Насколько свежее, радостнее стало бы жить с такой верой! Но - только одно из двух, только одно. Отказываясь от этого блага, я лишь поступаю честно перед самим собой и меньше всего хочу показаться дерзким. Тем более, что буквально на следующей странице в том же дневнике встречаю строки замечательные и очень понятные мне: "Да, жить надо всегда так, как будто рядом в комнате умирает любимый ребенок. Он и умирает всегда. Всегда умираю и я".
А все же представить себе, что тот, с кем так иногда хорошо и любовно проживалось, теперь не видит, не слышит, не чувствует, не думает, не хочет, нет сил. Симметричный ответ - только собственная смерть. Но поскольку и "возлюби ближнего, как самого себя" - лишь пожелание, посланное в века и неисполнимое, то и проблема отпадает сама собой.
Не лукавим ли сердобольно, выбирая сухое место на кладбище, да хорошо бы на пригорке, да чтобы с тем видом на реку, который он любил? И памятник надо поставить скромный, но достойный, который покойнику бы понравился. То есть заботимся о себе и уговариваем свою совесть. На реку-то нам смотреть в минуты редких посещений, а не ему.

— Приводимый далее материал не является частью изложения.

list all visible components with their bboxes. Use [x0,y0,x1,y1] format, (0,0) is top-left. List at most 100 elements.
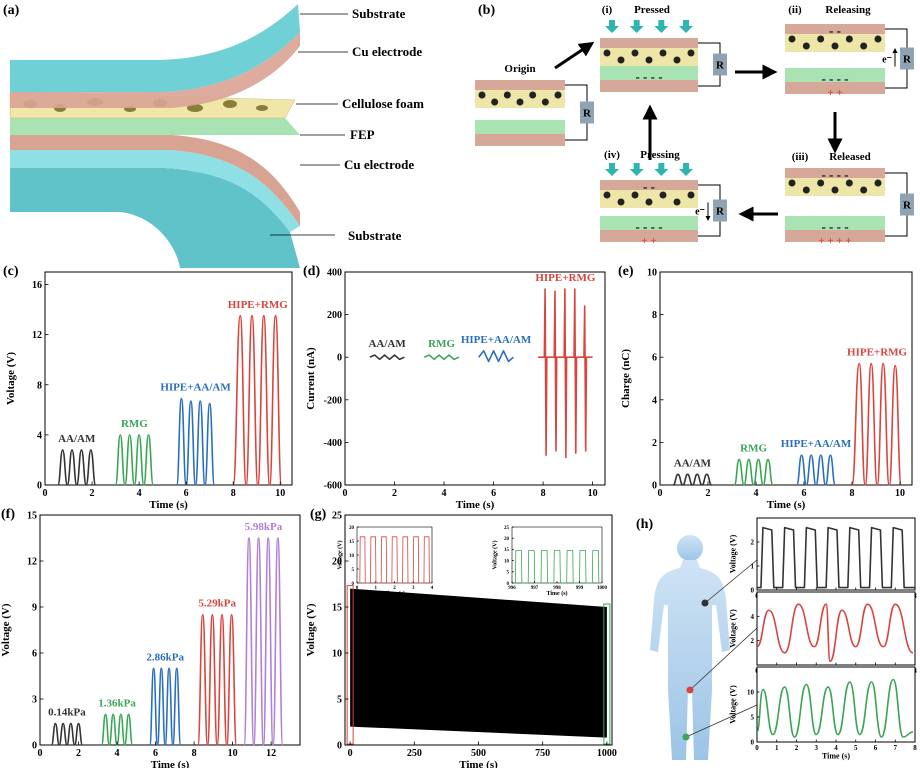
y-tick-label: 25 [332,511,342,522]
series-label: RMG [740,442,767,454]
foam-pore [541,98,549,106]
foam-pore [631,49,639,57]
resistor [713,199,727,222]
press-arrow [605,163,619,176]
series-line [756,678,914,738]
body-figure [650,535,758,760]
press-arrow [654,20,669,33]
x-tick-label: 10 [895,488,905,499]
foam-pore [831,186,839,194]
y-axis-label: Voltage (V) [728,534,737,573]
cu-top [10,32,300,108]
foam-pore [845,179,853,187]
y-tick-label: 10 [504,559,510,564]
x-tick-label: 10 [275,488,285,499]
x-tick-label: 6 [153,748,158,759]
diagram-text: (i) [602,4,613,16]
x-axis-label: Time (s) [767,499,806,511]
cu-layer [600,180,698,190]
foam-pore [478,91,486,99]
layer-label: Substrate [348,228,402,243]
y-tick-label: 8 [652,310,657,321]
y-tick-label: 0 [32,741,37,752]
x-tick-label: 0 [43,488,48,499]
foam-pore [845,35,853,43]
cu-layer [600,230,698,242]
resistor [900,193,914,216]
y-tick-label: 0 [337,741,342,752]
foam-pore [503,91,511,99]
y-tick-label: 20 [504,537,510,542]
x-tick-label: 5 [854,744,858,752]
y-axis-label: Current (nA) [305,347,317,410]
y-tick-label: 10 [332,649,342,660]
series-label: AA/AM [674,457,712,469]
y-tick-label: 15 [504,548,510,553]
y-tick-label: 5 [352,568,355,573]
series-label: HIPE+RMG [847,347,907,359]
diagram-text: + + [641,235,656,247]
cu-layer [600,80,698,92]
diagram-text: Releasing [825,4,871,16]
y-axis-label: Voltage (V) [492,541,499,570]
x-tick-label: 2 [76,748,81,759]
x-tick-label: 999 [576,586,584,591]
layer-label: FEP [350,127,375,142]
y-tick-label: 0 [751,738,755,746]
panel-label: (a) [3,3,20,18]
x-tick-label: 7 [894,744,898,752]
foam-pore [788,35,796,43]
series-line [243,537,284,746]
series-line [757,526,915,589]
layer-labels: Substrate Cu electrode Cellulose foam FE… [342,6,424,243]
plot-frame [344,271,606,486]
series-label: HIPE+RMG [228,299,288,311]
cu-layer [475,134,565,146]
cu-layer [475,80,565,90]
x-tick-label: 2 [392,488,397,499]
state-arrow [554,41,595,70]
layer-label: Cu electrode [352,44,422,59]
fep-layer [475,120,565,134]
plot-frame [44,271,293,486]
foam-pore [529,91,537,99]
substrate-bottom [10,168,300,268]
diagram-text: Pressed [634,4,670,16]
y-tick-label: 15 [332,603,342,614]
fep-layer [600,216,698,230]
series-label: 2.86kPa [146,651,184,663]
foam-pore [645,198,653,206]
x-tick-label: 8 [850,488,855,499]
x-tick-label: 6 [802,488,807,499]
plot-frame [756,591,916,666]
foam-pore [860,186,868,194]
layer-label: Substrate [352,6,406,21]
y-tick-label: 8 [37,380,42,391]
series-label: AA/AM [368,338,406,350]
diagram-text: - - [643,179,655,194]
diagram-text: e⁻ [882,55,892,66]
diagram-text: Released [829,151,871,163]
y-tick-label: 6 [32,649,37,660]
x-tick-label: 1 [775,744,779,752]
press-arrow [605,20,619,33]
x-tick-label: 4 [431,586,434,591]
x-tick-label: 250 [407,748,422,759]
x-tick-label: 10 [588,488,598,499]
press-arrow [679,163,693,176]
series-label: RMG [428,338,455,350]
series-label: 0.14kPa [48,707,86,719]
diagram-text: + + [827,87,842,99]
foam-pore [491,98,499,106]
series-label: HIPE+AA/AM [461,334,532,346]
series-line [175,397,216,486]
diagram-text: - - - - [821,219,848,234]
y-tick-label: 400 [327,268,342,279]
diagram-text: + + + + [818,235,851,247]
y-tick-label: 0 [337,353,342,364]
y-axis-label: Voltage (V) [728,609,737,648]
y-tick-label: 1 [751,562,755,570]
cu-layer [785,230,885,242]
x-tick-label: 10 [228,748,238,759]
y-axis-label: Voltage (V) [305,603,317,656]
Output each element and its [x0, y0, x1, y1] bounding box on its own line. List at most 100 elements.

Поминки в завершающей своей фазе напоминают свадьбы. Тут и флирт, и философские разговоры, и всплывший в памяти анекдот, благородно отвлекающий всех от неумолимой и подлинной скорби.
Хотя покойник ведь и сам завещал нам особенно не кручиниться, а помянуть его весело, как, ему казалось, он и жил. Вот и выполняем с некоторым даже излишним усердием его волю.